Cardiac specific miR-208a and MED13; How does cardiac MED13 influence whole body metabolism? (Grueter CE et al., 2012)[6] (i) Pharmacologic inhibition of the cardiac-specific miR-208a confers resistance to diet-induced obesity (e.g., smaller visceral WAT and subscapular BAT, normal glucose response, lower fasting insulin levels) with beneficial metabolic effects (e.g., reduced serum triglyceride and cholesterol levels); (ii) miR-208a is a negative transcriptional regulator of MED13 in the heart. Among the functions of MED13 are: (a) to inhibit expression of metabolic genes regulated by NRs (e.g., Gpd2, Thrsp, Cidea, Elovl6, Eno1, PPARγ Tkt), (b) to control whole-body metabolic homeostasis (e.g., αMHC-Med13 TG mice, with increased cardiac expression of MED13, show enhanced metabolic rate, diminished serum triglyceride and cholesterol levels, resistance to diet-induced obesity including less fat mass versus WT littermates, reduced visceral WAT and subscapular BAT mass as well as less adipocyte size and less lipid accumulation, improved glucose (tolerance) response, lowered plasma lipid levels, and improved whole-body insulin sensitivity, and (c) regulate energy expenditure (e.g., increased oxygen consumption, carbon dioxide production) in mice; (iii) MED13 deficiency in the heart increases susceptibility to metabolic syndrome and diet-induced obesity in mice, as shown with Med13 cardiac knockout mice versus Med13fl/fl littermates on HF diet. (iv) Circulating factors may relay MED13 activity from the heart to other organs but these factors remain elusive.

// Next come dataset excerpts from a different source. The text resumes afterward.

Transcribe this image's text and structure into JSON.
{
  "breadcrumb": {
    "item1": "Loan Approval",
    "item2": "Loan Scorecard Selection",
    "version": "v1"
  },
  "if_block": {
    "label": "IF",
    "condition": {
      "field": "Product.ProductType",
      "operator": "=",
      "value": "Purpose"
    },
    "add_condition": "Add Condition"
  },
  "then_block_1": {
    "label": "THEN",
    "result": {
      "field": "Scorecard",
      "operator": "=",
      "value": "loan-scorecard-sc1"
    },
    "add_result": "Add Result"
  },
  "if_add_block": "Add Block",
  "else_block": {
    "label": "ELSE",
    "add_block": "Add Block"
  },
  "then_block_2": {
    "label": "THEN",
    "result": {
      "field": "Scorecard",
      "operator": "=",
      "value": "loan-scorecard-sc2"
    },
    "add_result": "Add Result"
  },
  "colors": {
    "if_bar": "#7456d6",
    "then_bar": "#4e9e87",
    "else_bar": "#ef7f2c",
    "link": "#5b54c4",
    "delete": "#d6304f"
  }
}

Abbreviations: miR-208a: microRNA-208a; MED13: mediator complex subunit 13; ANP: atrial natriuretic peptide; SDS-PAGE: sodium dodecyl sulfate-polyacrylamide gel electrophoresis; BNP: brain natriuretic peptide; proBNP: ventricular circulating inactive precursor of BNP; CNP: C-type natriuretic peptide; HUVEC: human umbilical vein endothelial cell; NRs: nuclear receptors; TG: transgenic; Gpd2: glycerol-3-phosphate dehydrogenase 2; Thrsp: thyroid hormone responsive; Cidea: cell death-inducing DFFA-like effector A; Elovl6: ELOVL fatty acid elongase 6; Eno1: Enolase 1; PPARγ: peroxisome proliferator activated receptor gamma; Tkt: Transketolase; WT: wild-type; WAT: white adipose tissue; BAT: brown adipose tissue; HF: high fat; Ang II: angiotensin II; ET1: endothelin-1; NF-kB: nuclear factor kappa-light-chain-enhancer of activated B cells; MAPK: p38 mitogen-activated protein kinase; PKC: protein kinase C; GFs: growth factors; MLCK: myosin light chain kinase; PLC: phospholipase C.